Adjacent benchmarks test memory, preference adaptation, action anticipation, clinical markers, or person inference. TargetSpace asks a narrower and more demanding question: did the system acquire calibrated predictive skill about this particular target, beyond population priors and beyond that target's own routine?
| Project | Longitudinal evidence | Persistent individual | Future prediction | Prospective sealing | Probabilistic calibration | Population baseline | Own-routine baseline | Wrong-target specificity | Evidence attribution | Observation-cost reporting |
|---|---|---|---|---|---|---|---|---|---|---|
| Reality Mining | Yes | Yes | Partial | Not central | Not identified* | Not central | Not central | Not identified* | Not central | Partial |
| Digital phenotyping | Yes | Yes | Partial | Not identified* | Not identified* | Not central | Partial | Not identified* | Not central | Partial |
| GLOBEM | Yes | Yes | Not central | Not central | Not identified* | Partial | Partial | Not identified* | Partial | Partial |
| PULSE | Yes | Yes | Partial | Not central | Not identified* | Partial | Partial | Not identified* | Yes | Not identified* |
| Ego4D forecasting | Partial | Not central | Yes | Partial | Not identified* | Not identified* | Not central | Not central | Not central | Not central |
| FineRob | Yes | Yes | Partial | Not identified* | Not identified* | Not identified* | Not identified* | Not identified* | Partial | Not identified* |
| KnowMe-Bench | Yes | Yes | Not central | Not central | Not identified* | Not identified* | Not identified* | Partial | Partial | Not identified* |
| LTM benchmarks (LoCoMo, LongMemEval…) | Yes | Partial | Not central | Not central | Partial | Not identified* | Not identified* | Partial | Partial | Not identified* |
| LifeSim-Eval | Yes | Yes | Not central | Not central | Not identified* | Not identified* | Not identified* | Partial | Not identified* | Not identified* |
| TargetSpace v1.0† | Yes | Yes | Yes | Yes | Yes | Yes | Yes | Yes | Yes | Yes |
* “Not identified in public specification” never means the feature is absent — only that it is not described in the primary sources reviewed. “Not central” means the project explicitly targets something else. These projects were designed for different goals; this matrix compares measurement-contract dimensions only and does not rank scientific quality. Every row maps to sources.json.

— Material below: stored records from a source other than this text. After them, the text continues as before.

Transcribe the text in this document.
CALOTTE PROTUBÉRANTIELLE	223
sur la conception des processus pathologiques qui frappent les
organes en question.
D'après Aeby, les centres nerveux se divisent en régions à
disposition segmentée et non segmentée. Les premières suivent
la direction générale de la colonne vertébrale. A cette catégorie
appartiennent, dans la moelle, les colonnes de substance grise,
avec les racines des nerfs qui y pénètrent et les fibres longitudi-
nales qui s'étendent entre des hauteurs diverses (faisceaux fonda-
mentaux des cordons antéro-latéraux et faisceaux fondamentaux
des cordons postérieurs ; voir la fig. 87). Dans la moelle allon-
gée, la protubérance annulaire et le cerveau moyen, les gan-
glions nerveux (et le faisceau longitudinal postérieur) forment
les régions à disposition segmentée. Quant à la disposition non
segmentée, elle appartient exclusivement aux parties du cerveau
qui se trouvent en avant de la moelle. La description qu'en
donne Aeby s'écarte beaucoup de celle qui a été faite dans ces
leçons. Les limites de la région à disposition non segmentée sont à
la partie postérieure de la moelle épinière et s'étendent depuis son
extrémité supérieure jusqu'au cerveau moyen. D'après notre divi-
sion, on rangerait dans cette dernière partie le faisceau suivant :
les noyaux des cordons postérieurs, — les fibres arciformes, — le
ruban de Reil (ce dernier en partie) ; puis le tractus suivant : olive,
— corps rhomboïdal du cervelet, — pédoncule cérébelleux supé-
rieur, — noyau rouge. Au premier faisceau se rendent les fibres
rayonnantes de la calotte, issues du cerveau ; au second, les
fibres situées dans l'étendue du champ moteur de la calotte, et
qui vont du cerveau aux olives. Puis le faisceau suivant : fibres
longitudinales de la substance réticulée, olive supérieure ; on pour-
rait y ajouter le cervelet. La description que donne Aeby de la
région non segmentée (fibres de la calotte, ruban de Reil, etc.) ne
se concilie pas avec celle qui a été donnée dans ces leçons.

† TargetSpace values describe the v1.0 protocol specification — design commitments of a pre-pilot proposal with a synthetic harness, not demonstrated results.
TargetSpace does not replace these research programs; it supplies a common instrument through which some of their strongest systems could be compared. Sensing programs supply the evidence discipline. Memory benchmarks supply components worth testing. Egocentric perception supplies candidate evidence arms. Products supply the deployed capture the question is about. If a team behind any project on this page believes a row understates its public specification, the correction is welcome — this landscape is maintained against public sources and revised as the field develops.